Genç teknik direktörlere destek verelim, önemseyelim, sabırla bekleyelim bir seviyeye gelmelerini, yurtdışından çok iyi olmadıkça teknik direktör getirmeyelim, 3-5 isim arasında dönmesin Türk futbolu… Bu ve buna benzer cümleleri bizler de kurduk zamanında, belki de hala….
Hatta bu genç teknik direktörler yeri gelsin yanlış açıklamalar yapsın, zamansız Don Kişot'luk yapsın, tamam yine de susalım, destek verelim, herkes eleştirirken görmezden gelelim ortada duralım, bir nevi çekimser destek olalım o da tamam…
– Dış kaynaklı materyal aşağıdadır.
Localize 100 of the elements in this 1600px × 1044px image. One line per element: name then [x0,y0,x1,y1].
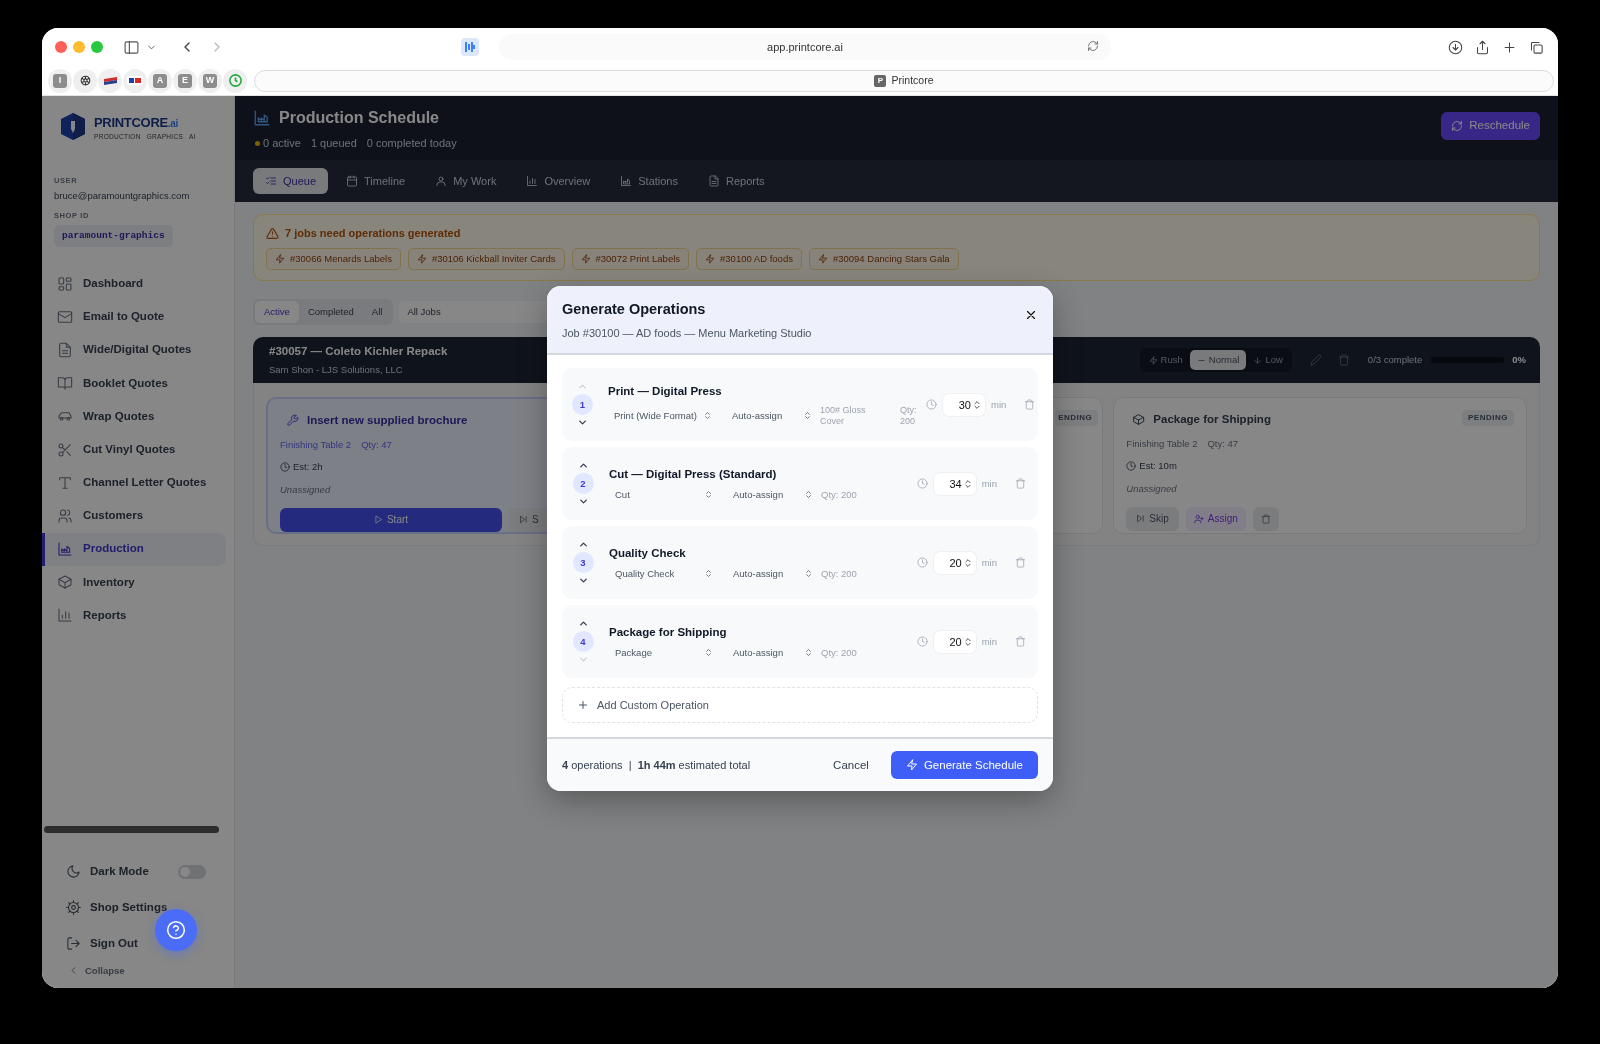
bar-chart-icon [57,607,73,624]
step-number: 1 [572,394,593,416]
scrollbar[interactable] [44,825,219,833]
operation-type-select[interactable]: Print (Wide Format) [608,408,712,423]
assignee: Unassigned [280,482,331,497]
sidebar-item[interactable]: Customers [42,499,226,533]
view-tab[interactable]: Stations [608,168,690,194]
sign-out-icon [66,936,81,952]
station-name: Finishing Table 2 [1126,437,1198,452]
stepper-icon [972,399,982,410]
sidebar-item[interactable]: Email to Quote [42,300,226,334]
operation-type-select[interactable]: Cut [609,487,713,502]
status-dot [255,140,260,146]
operation-type-select[interactable]: Package [609,645,713,660]
minutes-field[interactable]: 34 [933,472,976,495]
view-tab[interactable]: Queue [253,168,329,194]
assignee-select[interactable]: Auto-assign [727,645,813,660]
minutes-field[interactable]: 20 [933,551,976,574]
generate-schedule-button[interactable]: Generate Schedule [890,751,1038,780]
view-tab[interactable]: My Work [423,168,509,194]
assignee-select[interactable]: Auto-assign [727,487,813,502]
collapse-button[interactable]: Collapse [42,963,234,978]
up-down-icon [704,490,713,500]
user-plus-icon [1193,513,1204,524]
job-chip[interactable]: #30066 Menards Labels [266,247,401,270]
sidebar-item[interactable]: Channel Letter Quotes [42,466,226,500]
job-chip[interactable]: #30094 Dancing Stars Gala [808,247,959,270]
browser-tab[interactable]: P Printcore [254,69,1554,92]
skip-button[interactable]: Skip [1126,506,1179,531]
job-chip[interactable]: #30100 AD foods [696,247,802,270]
schedule-stat: 0 active [263,136,301,151]
skip-button[interactable]: S [509,507,549,532]
add-operation-button[interactable]: Add Custom Operation [562,687,1038,724]
sidebar-item[interactable]: Wide/Digital Quotes [42,333,226,367]
address-bar[interactable]: app.printcore.ai [499,34,1111,60]
pinned-tab[interactable] [98,68,122,93]
extension-icon[interactable] [461,38,479,56]
chart-icon [57,541,73,558]
stepper-icon [962,557,973,568]
clock-icon [916,478,928,490]
sidebar-item[interactable]: Reports [42,598,226,633]
view-tab[interactable]: Timeline [334,168,418,194]
pinned-tab[interactable]: A [148,68,172,93]
operation-name: Package for Shipping [609,624,728,640]
sidebar-item[interactable]: Cut Vinyl Quotes [42,432,226,467]
clock-icon [926,399,937,411]
sidebar-item[interactable]: Wrap Quotes [42,399,226,433]
pinned-tab[interactable] [73,68,97,93]
assignee-select[interactable]: Auto-assign [727,566,813,581]
scissors-icon [57,441,73,458]
minutes-unit: min [981,476,997,491]
sidebar-item[interactable]: Booklet Quotes [42,366,226,400]
start-button[interactable]: Start [280,507,502,532]
trash-icon [1337,354,1350,366]
close-button[interactable] [1024,308,1038,322]
job-chip[interactable]: #30106 Kickball Inviter Cards [407,247,565,270]
filter-segment[interactable]: Active [255,300,299,323]
lightning-icon [1148,355,1158,365]
assignee-select[interactable]: Auto-assign [726,408,812,423]
reload-icon [1087,40,1099,52]
cancel-button[interactable]: Cancel [827,755,875,775]
trash-icon [1024,399,1036,411]
user-icon [435,175,448,187]
user-email: bruce@paramountgraphics.com [53,189,191,204]
quantity: Qty: 200 [821,568,857,580]
filter-segment[interactable]: Completed [298,300,363,323]
priority-option[interactable]: Rush [1141,349,1190,371]
view-tab[interactable]: Reports [696,168,777,194]
clock-icon [227,73,243,88]
quantity: Qty: 200 [821,647,857,659]
text-icon [57,474,73,491]
reschedule-button[interactable]: Reschedule [1441,112,1540,140]
sidebar-item[interactable]: Dashboard [42,267,226,301]
view-tab[interactable]: Overview [514,168,603,194]
assign-button[interactable]: Assign [1185,506,1246,531]
dark-mode-toggle[interactable] [178,864,206,879]
pinned-tab[interactable]: I [48,68,72,93]
pinned-tab-letter: W [203,73,217,88]
warning-icon [266,226,279,240]
clock-icon [916,636,928,648]
pinned-tab[interactable]: W [198,68,222,93]
clock-icon [1126,460,1137,471]
pinned-tab[interactable] [123,68,147,93]
pinned-tab[interactable]: E [173,68,197,93]
filter-segment[interactable]: All [362,300,392,323]
sidebar-item[interactable]: Production [42,532,226,566]
shield-logo-icon [60,112,86,141]
operation-type-select[interactable]: Quality Check [609,566,713,581]
minutes-field[interactable]: 20 [933,630,976,653]
tab-favicon: P [874,74,887,87]
job-chip[interactable]: #30072 Print Labels [571,247,690,270]
close-window-button[interactable] [55,41,67,53]
shop-id-badge: paramount-graphics [54,224,173,247]
document-icon [57,341,73,358]
zoom-window-button[interactable] [91,41,103,53]
skip-icon [1136,514,1146,524]
priority-option[interactable]: Low [1246,349,1290,371]
priority-option[interactable]: Normal [1189,349,1247,371]
minutes-field[interactable]: 30 [943,393,985,416]
mail-icon [57,308,73,325]
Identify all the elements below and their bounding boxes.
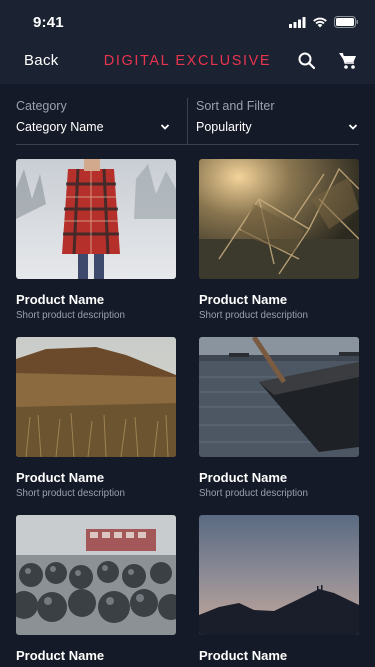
status-time: 9:41 xyxy=(33,14,64,31)
chevron-down-icon xyxy=(348,124,358,130)
chevron-down-icon xyxy=(160,124,170,130)
product-image[interactable] xyxy=(16,159,176,279)
product-image[interactable] xyxy=(16,515,176,635)
product-description: Short product description xyxy=(16,310,125,321)
wifi-icon xyxy=(313,17,327,27)
product-image[interactable] xyxy=(199,337,359,457)
sort-filter-value: Popularity xyxy=(196,120,252,134)
product-name[interactable]: Product Name xyxy=(199,648,287,663)
product-image[interactable] xyxy=(199,159,359,279)
product-name[interactable]: Product Name xyxy=(16,292,104,307)
product-description: Short product description xyxy=(16,488,125,499)
filter-divider xyxy=(187,98,188,144)
page-title: DIGITAL EXCLUSIVE xyxy=(103,53,272,69)
status-icons xyxy=(289,16,359,28)
sort-filter-label: Sort and Filter xyxy=(196,99,275,113)
product-description: Short product description xyxy=(199,488,308,499)
category-value: Category Name xyxy=(16,120,104,134)
signal-icon xyxy=(289,16,306,28)
product-image[interactable] xyxy=(199,515,359,635)
product-name[interactable]: Product Name xyxy=(16,470,104,485)
category-label: Category xyxy=(16,99,67,113)
product-name[interactable]: Product Name xyxy=(199,292,287,307)
product-name[interactable]: Product Name xyxy=(199,470,287,485)
status-bar: 9:41 xyxy=(0,0,375,44)
search-icon[interactable] xyxy=(297,51,317,71)
category-dropdown[interactable]: Category Category Name xyxy=(16,96,176,144)
nav-bar: Back DIGITAL EXCLUSIVE xyxy=(0,44,375,84)
battery-icon xyxy=(334,16,358,28)
cart-icon[interactable] xyxy=(338,51,358,71)
sort-filter-dropdown[interactable]: Sort and Filter Popularity xyxy=(196,96,359,144)
product-image[interactable] xyxy=(16,337,176,457)
product-description: Short product description xyxy=(199,310,308,321)
product-name[interactable]: Product Name xyxy=(16,648,104,663)
filter-bar: Category Category Name Sort and Filter P… xyxy=(16,96,359,145)
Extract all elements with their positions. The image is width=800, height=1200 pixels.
Fakat, bazı durumlar, anlar ve kişiler var ki, artık bu görmemezlikten gelmeyi, çekimser kalmayı bile hak etmeyecek işler yapabiliyorlar. Kimden bahsettiğim başlıkta çok belirgin. Taraftar ile ilgili bazı açıklamalarını doğru bile bulduğum, en azından ben hücum oynarım gol de yesem olur tarzında ilginç çıkışları olan, aslında destek vermek istediğimiz bir isim: Ümit Özat…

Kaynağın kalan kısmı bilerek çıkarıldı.